Rancher Suite K8S Adventure - Chapter 010 - Cert-Manager

Rancher Suite K8S Adventure - Chapter 010 - Cert-Manager

A travelogue of converting from OpenStack to Suse's Rancher Suite for K8S including RKE2, Harvester, kubectl, helm.

The next step is to install cert-manager on the new Rancher RKE2 cluster.

The references are:

https://ranchermanager.docs.rancher.com/getting-started/quick-start-guides/deploy-rancher-manager/helm-cli

https://www.jetstack.io/open-source/cert-manager/

https://cert-manager.io/docs/

Add the repo for jetstack and rancher:

helm repo add rancher-latest https://releases.rancher.com/server-charts/latest
helm repo add jetstack https://charts.jetstack.io
helm repo update

then verify:

vince@ubuntu:~$ helm repo list
NAME                 URL                                              
rancher-latest       https://releases.rancher.com/server-charts/latest

jetstack                https://charts.jetstack.io   
vince@ubuntu:~$ 

Create the namespace for rancher, we'll create the ns for jetstack as part of the install:

kubectl create namespace cattle-system

then verify

vince@ubuntu:~$ kubectl get namespaces | grep cattle-system
cattle-system     Active   30s
vince@ubuntu:~$ 

Next install the CRDs (Custom Resource Definitions) used by cert-manager:

kubectl apply -f https://github.com/cert-manager/cert-manager/releases/download/v1.7.1/cert-manager.crds.yaml

Finally have helm create the cert-manager namespace (could have made it above... whatever) and install cert-manager:

helm install cert-manager jetstack/cert-manager \
  --namespace cert-manager \
  --create-namespace \
  --version v1.7.1

Lets take a look at the cert-manager namespace:

vince@ubuntu:~$ kubectl get all --namespace=cert-manager
NAME                                           READY   STATUS    RESTARTS   AGE
pod/cert-manager-646c67487-kmrml               1/1     Running   0          112s
pod/cert-manager-cainjector-7cb8669d6b-wjdcz   1/1     Running   0          112s
pod/cert-manager-webhook-696c5db7ff-slrsv      1/1     Running   0          112s

NAME                           TYPE        CLUSTER-IP      EXTERNAL-IP   PORT(S)    AGE
service/cert-manager           ClusterIP   10.43.61.195    <none>        9402/TCP   112s
service/cert-manager-webhook   ClusterIP   10.43.207.185   <none>        443/TCP    112s

NAME                                      READY   UP-TO-DATE   AVAILABLE   AGE
deployment.apps/cert-manager              1/1     1            1           112s
deployment.apps/cert-manager-cainjector   1/1     1            1           112s
deployment.apps/cert-manager-webhook      1/1     1            1           112s

NAME                                                 DESIRED   CURRENT   READY   AGE
replicaset.apps/cert-manager-646c67487               1         1         1       112s
replicaset.apps/cert-manager-cainjector-7cb8669d6b   1         1         1       112s
replicaset.apps/cert-manager-webhook-696c5db7ff      1         1         1       112s
vince@ubuntu:~$ 

Obviously you'll have different IP addresses and times above, but it should look similar, plus or minus obvious blogging platform formatting issues.

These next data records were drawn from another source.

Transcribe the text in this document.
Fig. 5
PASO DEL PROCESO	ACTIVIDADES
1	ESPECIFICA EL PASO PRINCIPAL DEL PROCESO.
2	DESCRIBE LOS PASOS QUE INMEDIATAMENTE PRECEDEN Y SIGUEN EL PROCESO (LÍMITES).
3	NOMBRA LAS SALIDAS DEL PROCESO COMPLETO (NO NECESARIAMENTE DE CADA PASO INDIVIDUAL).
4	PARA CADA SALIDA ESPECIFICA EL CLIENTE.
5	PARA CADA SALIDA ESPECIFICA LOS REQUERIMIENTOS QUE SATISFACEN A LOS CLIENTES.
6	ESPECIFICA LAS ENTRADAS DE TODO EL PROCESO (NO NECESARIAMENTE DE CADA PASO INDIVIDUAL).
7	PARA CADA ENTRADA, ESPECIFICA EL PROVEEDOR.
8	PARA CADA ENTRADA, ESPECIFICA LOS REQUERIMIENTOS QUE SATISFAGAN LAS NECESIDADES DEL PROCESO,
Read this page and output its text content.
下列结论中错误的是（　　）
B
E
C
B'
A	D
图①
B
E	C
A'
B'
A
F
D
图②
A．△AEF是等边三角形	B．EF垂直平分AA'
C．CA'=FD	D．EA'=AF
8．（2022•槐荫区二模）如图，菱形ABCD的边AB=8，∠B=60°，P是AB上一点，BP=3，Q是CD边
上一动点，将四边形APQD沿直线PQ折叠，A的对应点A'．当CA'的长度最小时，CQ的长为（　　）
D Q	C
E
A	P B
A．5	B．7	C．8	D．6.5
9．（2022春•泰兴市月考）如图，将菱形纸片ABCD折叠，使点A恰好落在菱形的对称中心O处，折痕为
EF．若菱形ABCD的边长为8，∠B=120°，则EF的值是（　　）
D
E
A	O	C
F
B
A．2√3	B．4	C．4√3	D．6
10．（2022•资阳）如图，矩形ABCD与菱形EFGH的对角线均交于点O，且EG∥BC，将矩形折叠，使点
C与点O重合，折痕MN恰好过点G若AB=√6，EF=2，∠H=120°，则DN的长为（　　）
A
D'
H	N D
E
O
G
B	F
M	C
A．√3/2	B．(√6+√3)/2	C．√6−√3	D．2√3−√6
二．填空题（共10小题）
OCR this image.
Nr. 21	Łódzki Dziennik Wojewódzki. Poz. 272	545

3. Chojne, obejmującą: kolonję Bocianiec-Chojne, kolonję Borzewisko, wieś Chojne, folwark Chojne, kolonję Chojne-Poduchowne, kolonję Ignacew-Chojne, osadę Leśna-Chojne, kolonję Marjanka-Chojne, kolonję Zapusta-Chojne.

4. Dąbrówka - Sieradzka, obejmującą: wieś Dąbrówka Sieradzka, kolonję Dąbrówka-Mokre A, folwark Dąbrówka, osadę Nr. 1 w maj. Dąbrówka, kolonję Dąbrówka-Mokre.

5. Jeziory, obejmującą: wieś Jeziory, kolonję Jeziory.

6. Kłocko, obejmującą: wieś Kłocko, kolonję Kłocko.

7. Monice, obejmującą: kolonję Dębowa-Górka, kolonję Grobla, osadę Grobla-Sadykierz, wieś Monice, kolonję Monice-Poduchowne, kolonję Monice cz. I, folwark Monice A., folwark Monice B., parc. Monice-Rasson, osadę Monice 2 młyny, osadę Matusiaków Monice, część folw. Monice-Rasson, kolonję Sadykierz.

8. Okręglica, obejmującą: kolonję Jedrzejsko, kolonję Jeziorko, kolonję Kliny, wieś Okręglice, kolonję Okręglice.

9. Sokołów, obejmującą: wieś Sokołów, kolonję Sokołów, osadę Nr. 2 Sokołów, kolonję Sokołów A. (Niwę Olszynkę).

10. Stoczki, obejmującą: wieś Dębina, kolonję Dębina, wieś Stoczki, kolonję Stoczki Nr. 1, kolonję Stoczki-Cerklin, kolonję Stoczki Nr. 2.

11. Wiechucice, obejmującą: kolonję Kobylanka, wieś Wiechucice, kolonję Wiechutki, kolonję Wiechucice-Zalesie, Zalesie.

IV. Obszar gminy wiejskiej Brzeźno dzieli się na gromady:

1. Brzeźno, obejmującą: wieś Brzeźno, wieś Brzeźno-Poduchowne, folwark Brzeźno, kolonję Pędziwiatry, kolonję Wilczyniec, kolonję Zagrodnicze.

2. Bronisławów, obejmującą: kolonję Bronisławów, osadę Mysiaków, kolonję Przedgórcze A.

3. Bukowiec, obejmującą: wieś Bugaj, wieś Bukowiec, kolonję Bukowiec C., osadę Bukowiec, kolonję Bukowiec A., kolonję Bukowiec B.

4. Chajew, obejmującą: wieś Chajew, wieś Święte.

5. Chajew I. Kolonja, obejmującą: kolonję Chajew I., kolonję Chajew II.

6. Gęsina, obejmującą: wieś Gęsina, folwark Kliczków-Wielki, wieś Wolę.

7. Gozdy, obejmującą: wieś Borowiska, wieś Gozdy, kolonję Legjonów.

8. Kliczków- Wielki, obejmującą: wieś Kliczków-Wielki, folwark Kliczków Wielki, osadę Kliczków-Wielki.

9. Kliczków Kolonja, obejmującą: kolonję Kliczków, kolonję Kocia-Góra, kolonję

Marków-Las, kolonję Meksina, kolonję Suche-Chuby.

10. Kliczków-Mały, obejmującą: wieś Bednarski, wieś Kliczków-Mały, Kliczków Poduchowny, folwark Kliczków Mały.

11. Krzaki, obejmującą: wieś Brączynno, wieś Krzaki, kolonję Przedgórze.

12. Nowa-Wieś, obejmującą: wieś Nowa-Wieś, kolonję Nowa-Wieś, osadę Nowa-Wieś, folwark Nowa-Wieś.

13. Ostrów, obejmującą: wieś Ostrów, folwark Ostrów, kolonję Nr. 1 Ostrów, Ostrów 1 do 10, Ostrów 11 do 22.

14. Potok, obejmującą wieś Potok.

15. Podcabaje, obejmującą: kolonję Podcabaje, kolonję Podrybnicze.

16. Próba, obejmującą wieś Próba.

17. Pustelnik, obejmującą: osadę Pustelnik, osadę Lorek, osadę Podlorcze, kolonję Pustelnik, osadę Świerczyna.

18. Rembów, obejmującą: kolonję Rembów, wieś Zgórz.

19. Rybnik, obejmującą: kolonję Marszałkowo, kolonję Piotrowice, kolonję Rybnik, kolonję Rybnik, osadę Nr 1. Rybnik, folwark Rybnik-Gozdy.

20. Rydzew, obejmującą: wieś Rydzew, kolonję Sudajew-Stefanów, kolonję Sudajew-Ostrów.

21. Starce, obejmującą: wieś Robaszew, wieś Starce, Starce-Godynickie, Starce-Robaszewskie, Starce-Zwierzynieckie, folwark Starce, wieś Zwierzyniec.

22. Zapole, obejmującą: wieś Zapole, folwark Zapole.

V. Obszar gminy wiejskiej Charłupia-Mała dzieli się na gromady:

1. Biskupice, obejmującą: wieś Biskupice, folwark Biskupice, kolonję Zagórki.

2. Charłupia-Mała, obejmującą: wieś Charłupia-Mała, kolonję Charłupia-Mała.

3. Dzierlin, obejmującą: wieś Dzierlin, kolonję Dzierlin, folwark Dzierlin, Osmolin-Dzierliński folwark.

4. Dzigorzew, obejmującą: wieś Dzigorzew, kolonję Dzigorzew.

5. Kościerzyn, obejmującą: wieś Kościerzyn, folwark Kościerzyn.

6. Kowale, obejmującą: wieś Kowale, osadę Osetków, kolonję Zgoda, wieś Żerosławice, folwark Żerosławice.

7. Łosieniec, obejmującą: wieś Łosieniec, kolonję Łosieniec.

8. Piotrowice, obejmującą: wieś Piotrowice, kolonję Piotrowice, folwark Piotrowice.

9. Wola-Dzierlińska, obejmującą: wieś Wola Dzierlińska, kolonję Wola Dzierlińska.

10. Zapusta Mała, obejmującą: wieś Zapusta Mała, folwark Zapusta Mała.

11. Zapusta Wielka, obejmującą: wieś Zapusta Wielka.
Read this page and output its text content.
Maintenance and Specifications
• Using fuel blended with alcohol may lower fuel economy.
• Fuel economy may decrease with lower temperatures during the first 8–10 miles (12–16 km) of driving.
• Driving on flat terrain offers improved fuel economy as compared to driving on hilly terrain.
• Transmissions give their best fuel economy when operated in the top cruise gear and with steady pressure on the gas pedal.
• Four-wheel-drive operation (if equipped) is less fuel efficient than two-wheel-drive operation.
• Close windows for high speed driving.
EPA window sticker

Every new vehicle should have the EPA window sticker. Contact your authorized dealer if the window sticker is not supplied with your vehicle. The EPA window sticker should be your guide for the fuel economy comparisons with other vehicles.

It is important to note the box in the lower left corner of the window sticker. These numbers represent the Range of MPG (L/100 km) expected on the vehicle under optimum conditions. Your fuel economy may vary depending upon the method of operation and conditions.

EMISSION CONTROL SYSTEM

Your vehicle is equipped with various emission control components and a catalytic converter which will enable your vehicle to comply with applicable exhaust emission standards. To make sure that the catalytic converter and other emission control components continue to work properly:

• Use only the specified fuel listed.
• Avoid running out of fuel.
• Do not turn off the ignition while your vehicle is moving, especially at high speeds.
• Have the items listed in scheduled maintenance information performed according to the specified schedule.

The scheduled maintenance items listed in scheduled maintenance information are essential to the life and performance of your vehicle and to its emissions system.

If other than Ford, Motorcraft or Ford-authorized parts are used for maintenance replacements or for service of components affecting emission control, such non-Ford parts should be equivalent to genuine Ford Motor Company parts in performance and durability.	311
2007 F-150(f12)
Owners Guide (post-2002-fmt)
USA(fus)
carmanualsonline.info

Now its time to verify cert-manager works.  You can go thru the steps listed here, but its tedious to cut and paste:

https://cert-manager.io/docs/installation/verify/

The verification process has you install cmctl which requires brew which I don't have on Ubuntu (long story) so that's tedious.  Next the verification process has you look at the pods in the namespace (see above when we did a get all, its the first 'paragraph' above.  After that is a long process to create a YAML cert request and submit that to cert manager, then see if cert manager issues you a self signed cert per the YAML, finally delete it.  There's also a cert-manager-verifier tool:

https://github.com/alenkacz/cert-manager-verifier

However, unless it looks like something broken, the simplest way to test cert-manager would be to install Rancher, and as the plan is to install Rancher tomorrow, its probably OK to skip extensive testing.